89 Gannets, a Grey Heron, five Brent Geese, ten Common Scoters, two Sparrowhawks, two Buzzards, three Kestrels, a Merlin, three Peregrines, a Water Rail, eight Purple Sandpipers, a Dunlin, two Jack Snipes, 11 Snipes, two Whimbrels, 34 Turnstones, 17 Common Gulls, 4141 Kittiwakes, two Little Owls, two Skylarks, two Pied Wagtails, 11 Stonechats, 14 Song Thrushes, ten Redwings, a Blackcap, five Chiffchaffs, seven Goldcrests, eight Blue tits, seven Great tits, three Jackdaws, 33 Rooks, 64 Carrion Crows, 29 Chaffinches, four Bramblings, four Greenfinches, eight Siskins, 19 Goldfinches, two Linnets, four Lesser Redpolls and a Reed Bunting.

A combination of wing formula and the extent of white in the outer-tail feathers make this look a good match for Siberian Lesser Whitethroat (Sylvia curruca blythi). A loose feather was collected for DNA analysis which should help confirm the identity. 

Autumn is a great time to look for moths in their larval stage. The caterpillars of many species of micro moth create distinctive feeding signs in leaves of different trees. This leaf 'fold' was found on Damsons behind the Observatory garden a few days ago. It's made by a tiny nondescript moth called Parornix torquillella.
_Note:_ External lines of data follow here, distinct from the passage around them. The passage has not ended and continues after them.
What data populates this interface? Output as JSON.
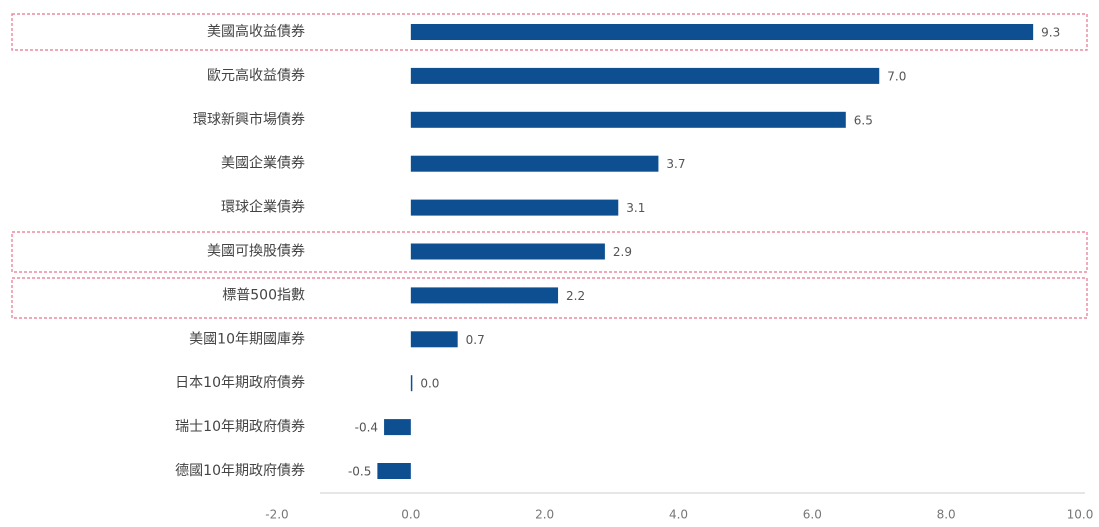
{
  "chart_data": {
    "type": "barh",
    "categories": [
      "美國高收益債券",
      "歐元高收益債券",
      "環球新興市場債券",
      "美國企業債券",
      "環球企業債券",
      "美國可換股債券",
      "標普500指數",
      "美國10年期國庫券",
      "日本10年期政府債券",
      "瑞士10年期政府債券",
      "德國10年期政府債券"
    ],
    "values": [
      9.3,
      7.0,
      6.5,
      3.7,
      3.1,
      2.9,
      2.2,
      0.7,
      0.0,
      -0.4,
      -0.5
    ],
    "value_labels": [
      "9.3",
      "7.0",
      "6.5",
      "3.7",
      "3.1",
      "2.9",
      "2.2",
      "0.7",
      "0.0",
      "-0.4",
      "-0.5"
    ],
    "color": "#0d4f91",
    "xlim": [
      -2,
      10
    ],
    "xticks": [
      {
        "value": -2,
        "label": "-2.0"
      },
      {
        "value": 0,
        "label": "0.0"
      },
      {
        "value": 2,
        "label": "2.0"
      },
      {
        "value": 4,
        "label": "4.0"
      },
      {
        "value": 6,
        "label": "6.0"
      },
      {
        "value": 8,
        "label": "8.0"
      },
      {
        "value": 10,
        "label": "10.0"
      }
    ]
  }
}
The feeding damage is identical to that created by Parornix finitimella but the larva has pale legs instead of black legs which confirms it as P. torquillella.
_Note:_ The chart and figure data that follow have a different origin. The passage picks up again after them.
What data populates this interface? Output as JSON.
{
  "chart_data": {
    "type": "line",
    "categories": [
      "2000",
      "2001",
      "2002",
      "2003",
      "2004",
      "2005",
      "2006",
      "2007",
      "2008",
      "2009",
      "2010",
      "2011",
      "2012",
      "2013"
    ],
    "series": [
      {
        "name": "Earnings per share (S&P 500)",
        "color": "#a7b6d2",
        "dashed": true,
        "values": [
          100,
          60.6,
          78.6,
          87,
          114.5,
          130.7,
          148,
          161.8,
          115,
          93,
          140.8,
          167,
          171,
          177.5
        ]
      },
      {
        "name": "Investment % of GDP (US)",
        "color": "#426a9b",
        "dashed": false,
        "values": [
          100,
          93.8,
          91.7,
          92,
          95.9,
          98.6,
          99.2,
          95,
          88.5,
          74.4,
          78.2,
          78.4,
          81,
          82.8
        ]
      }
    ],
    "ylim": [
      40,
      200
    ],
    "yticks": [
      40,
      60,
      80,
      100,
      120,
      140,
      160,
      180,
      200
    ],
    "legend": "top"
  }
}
This is a leaf mine on Apple made by Stigmella malella. It's an old one; the larva has vacated the mine earlier in the autumn to pupate elsewhere but you can still see the remains of dark broken 'frass' (i.e. poo) in the earlier, narrower part of the mine. The pattern made by the frass combined with the shape and position of the mine are the main features to look at when identifying them. Both of these are new species for the island. 

Enough about moths. It was a stunning autumn sunset, even when seen through the grimy office window.